Submitted by Ali Law Group PC on
On February 26, 2018, the National Labor Relations Board (NLRB) issued an Order vacating its recent decision which overturned the broad standard applied in determining joint employment.
As we previously reported, on December 14, 2017, in Hy-Brand Industrial Contractors and Brandt Construction Co., the NLRB overruled the definition of joint employer developed in the NLRB’s 2015 ruling of Browning-Ferris Industries. In Hy-Brand, the NLRB applied the direct control test, as opposed to the Browning-Ferris indirect control test, to determine whether entities shared or co-determined matters governing terms and conditions of employment.
After the issuance of the Hy-Brand decision, the NLRB found there to be a violation of ethical standards in light of the determination of the “Board’s Designated Agency Ethics Official that Member Emanuel is, and should have been, disqualified from participating in that proceeding.” As a result, the NLRB vacated the Hy-Brand decision, thereby reinstating the Browning-Ferris indirect control test for defining a joint employer.

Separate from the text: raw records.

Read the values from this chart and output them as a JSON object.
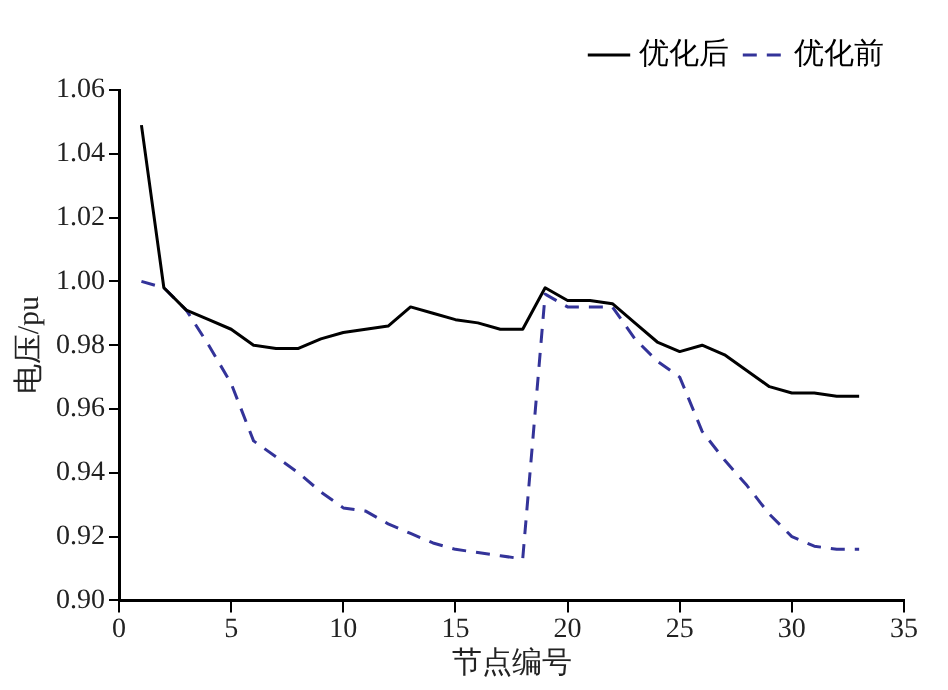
{
  "chart_data": {
    "type": "line",
    "xlabel": "节点编号",
    "ylabel": "电压/pu",
    "x": [
      1,
      2,
      3,
      4,
      5,
      6,
      7,
      8,
      9,
      10,
      11,
      12,
      13,
      14,
      15,
      16,
      17,
      18,
      19,
      20,
      21,
      22,
      23,
      24,
      25,
      26,
      27,
      28,
      29,
      30,
      31,
      32,
      33
    ],
    "series": [
      {
        "name": "优化后",
        "color": "#000000",
        "line_style": "solid",
        "values": [
          1.049,
          0.998,
          0.991,
          0.988,
          0.985,
          0.98,
          0.979,
          0.979,
          0.982,
          0.984,
          0.985,
          0.986,
          0.992,
          0.99,
          0.988,
          0.987,
          0.985,
          0.985,
          0.998,
          0.994,
          0.994,
          0.993,
          0.987,
          0.981,
          0.978,
          0.98,
          0.977,
          0.972,
          0.967,
          0.965,
          0.965,
          0.964,
          0.964
        ]
      },
      {
        "name": "优化前",
        "color": "#333399",
        "line_style": "dashed",
        "values": [
          1.0,
          0.998,
          0.991,
          0.98,
          0.968,
          0.95,
          0.945,
          0.94,
          0.934,
          0.929,
          0.928,
          0.924,
          0.921,
          0.918,
          0.916,
          0.915,
          0.914,
          0.913,
          0.996,
          0.992,
          0.992,
          0.992,
          0.982,
          0.975,
          0.97,
          0.953,
          0.944,
          0.936,
          0.927,
          0.92,
          0.917,
          0.916,
          0.916
        ]
      }
    ],
    "xlim": [
      0,
      35
    ],
    "xticks": [
      0,
      5,
      10,
      15,
      20,
      25,
      30,
      35
    ],
    "ylim": [
      0.9,
      1.06
    ],
    "yticks": [
      {
        "value": 0.9,
        "label": "0.90"
      },
      {
        "value": 0.92,
        "label": "0.92"
      },
      {
        "value": 0.94,
        "label": "0.94"
      },
      {
        "value": 0.96,
        "label": "0.96"
      },
      {
        "value": 0.98,
        "label": "0.98"
      },
      {
        "value": 1.0,
        "label": "1.00"
      },
      {
        "value": 1.02,
        "label": "1.02"
      },
      {
        "value": 1.04,
        "label": "1.04"
      },
      {
        "value": 1.06,
        "label": "1.06"
      }
    ],
    "grid": false,
    "legend": "top right"
  }
}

The expansive Browning-Ferris indirect control test for determining joint employment is once again the applicable standard. Under Browning-Ferris, if an employer retains the right to control another employer’s employees—regardless of whether it actually exercises that control—such control is sufficient to establish a joint-employer relationship over those employees it has retained the right to control.